Baja del sillón donde estás sentado,
encara a la tormenta disuasoria
y no esperes encontrar la victoria
si todas tus fuerzas no has empleado.

En la derrota el pago se hace caro
si en la lucha pierdes hasta el sombrero.
Mas, es preciso erguirse con descaro

para encarar de nuevo al aguacero,
que moja desde el vate más preclaro
hasta el más humilde de los arrieros.

DATOS PARA EL AMOR

Se rompen las barreras y ya está.
Se adoptan como hijos a Dudas y a Temores,
en el mismo momento en que apareces como Saturno.

Sin más demora, afianzas el brazo
de un querubín de pulso vacilante,
para que su impacto desgarre de emociones
el tímido roce de dos manos.

Y ya las voces no son voces, sino cantos,
los gestos serán la perfección del movimiento,
los olores serán sellos de identidad
mientras esta droga tenga efecto.
(Curioso es que los demás no perciban todo esto)

Y el complemento.

Sábanas que vuelan sobre las cabezas,
como techos de mercadillo callejero,
que no descansarán ni un momento
mientras dos cuerpos sean parte del juego.
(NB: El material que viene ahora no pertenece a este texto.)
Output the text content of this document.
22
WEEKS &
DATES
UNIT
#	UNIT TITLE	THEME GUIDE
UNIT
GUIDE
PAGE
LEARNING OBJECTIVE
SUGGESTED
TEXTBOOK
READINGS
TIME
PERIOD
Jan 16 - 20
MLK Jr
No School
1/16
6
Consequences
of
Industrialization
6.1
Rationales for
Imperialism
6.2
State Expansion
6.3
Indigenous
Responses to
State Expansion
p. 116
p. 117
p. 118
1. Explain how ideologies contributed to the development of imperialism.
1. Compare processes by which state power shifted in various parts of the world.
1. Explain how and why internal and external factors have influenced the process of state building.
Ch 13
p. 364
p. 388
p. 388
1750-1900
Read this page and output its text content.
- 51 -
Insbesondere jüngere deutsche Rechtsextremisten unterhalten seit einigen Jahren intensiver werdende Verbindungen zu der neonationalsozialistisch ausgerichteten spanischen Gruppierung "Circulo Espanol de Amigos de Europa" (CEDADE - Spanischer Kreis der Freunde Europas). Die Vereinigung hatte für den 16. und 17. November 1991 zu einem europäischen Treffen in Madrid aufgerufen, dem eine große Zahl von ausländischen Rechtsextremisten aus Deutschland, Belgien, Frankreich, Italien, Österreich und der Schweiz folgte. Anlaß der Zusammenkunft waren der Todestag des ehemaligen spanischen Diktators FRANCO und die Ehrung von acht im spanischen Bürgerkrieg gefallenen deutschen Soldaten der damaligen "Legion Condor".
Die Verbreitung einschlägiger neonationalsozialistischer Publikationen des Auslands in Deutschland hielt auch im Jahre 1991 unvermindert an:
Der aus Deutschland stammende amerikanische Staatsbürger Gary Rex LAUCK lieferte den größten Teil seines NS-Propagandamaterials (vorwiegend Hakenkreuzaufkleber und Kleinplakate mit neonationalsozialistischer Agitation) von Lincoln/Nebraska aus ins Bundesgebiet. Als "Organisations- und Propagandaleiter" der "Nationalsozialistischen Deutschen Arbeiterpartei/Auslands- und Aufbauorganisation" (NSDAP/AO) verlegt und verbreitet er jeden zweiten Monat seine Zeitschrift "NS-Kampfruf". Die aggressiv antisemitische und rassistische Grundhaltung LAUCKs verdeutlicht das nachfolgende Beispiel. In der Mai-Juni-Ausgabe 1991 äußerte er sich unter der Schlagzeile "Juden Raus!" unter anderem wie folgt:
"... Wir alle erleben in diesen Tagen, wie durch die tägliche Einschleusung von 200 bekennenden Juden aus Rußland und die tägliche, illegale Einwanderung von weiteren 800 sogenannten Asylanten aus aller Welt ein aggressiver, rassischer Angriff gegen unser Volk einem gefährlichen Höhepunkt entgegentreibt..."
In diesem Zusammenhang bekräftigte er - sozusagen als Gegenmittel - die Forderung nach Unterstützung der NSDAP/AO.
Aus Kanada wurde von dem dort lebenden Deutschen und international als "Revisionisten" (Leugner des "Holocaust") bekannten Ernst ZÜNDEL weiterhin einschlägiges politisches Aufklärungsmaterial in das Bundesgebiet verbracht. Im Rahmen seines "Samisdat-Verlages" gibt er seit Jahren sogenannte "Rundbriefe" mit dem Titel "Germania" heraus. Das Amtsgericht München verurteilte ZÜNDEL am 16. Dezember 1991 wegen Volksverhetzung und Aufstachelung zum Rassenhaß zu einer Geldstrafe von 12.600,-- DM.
Sábanas de raso, de encaje, a rayas,
a cuadros (¡a cuadros! ¿recuerdas?).

No hay mejor papel para envolver el amor.

MANOS

Ni mucho ni poco he dado,
mas, si caído me vi
pronto una mano sentí.
Mano que me ha levantado,
para andar me ha empujado
por la senda ya hollada
de regreso a la camada
en donde esa mano amiga,
ante mis dudas, me abriga.
Sin las manos, no soy nada.

VIVO ESTOY

No vaciles en herir
con tu espada afilada,
lo que ayer fue, hoy es nada,
por eso no he de morir.
Y si ayer tocó reír
hoy mi amor he de aventarlo
para poder animarlo.
Que el desamor no es la muerte,
yo estoy vivo, por suerte,
para volver a retarlo.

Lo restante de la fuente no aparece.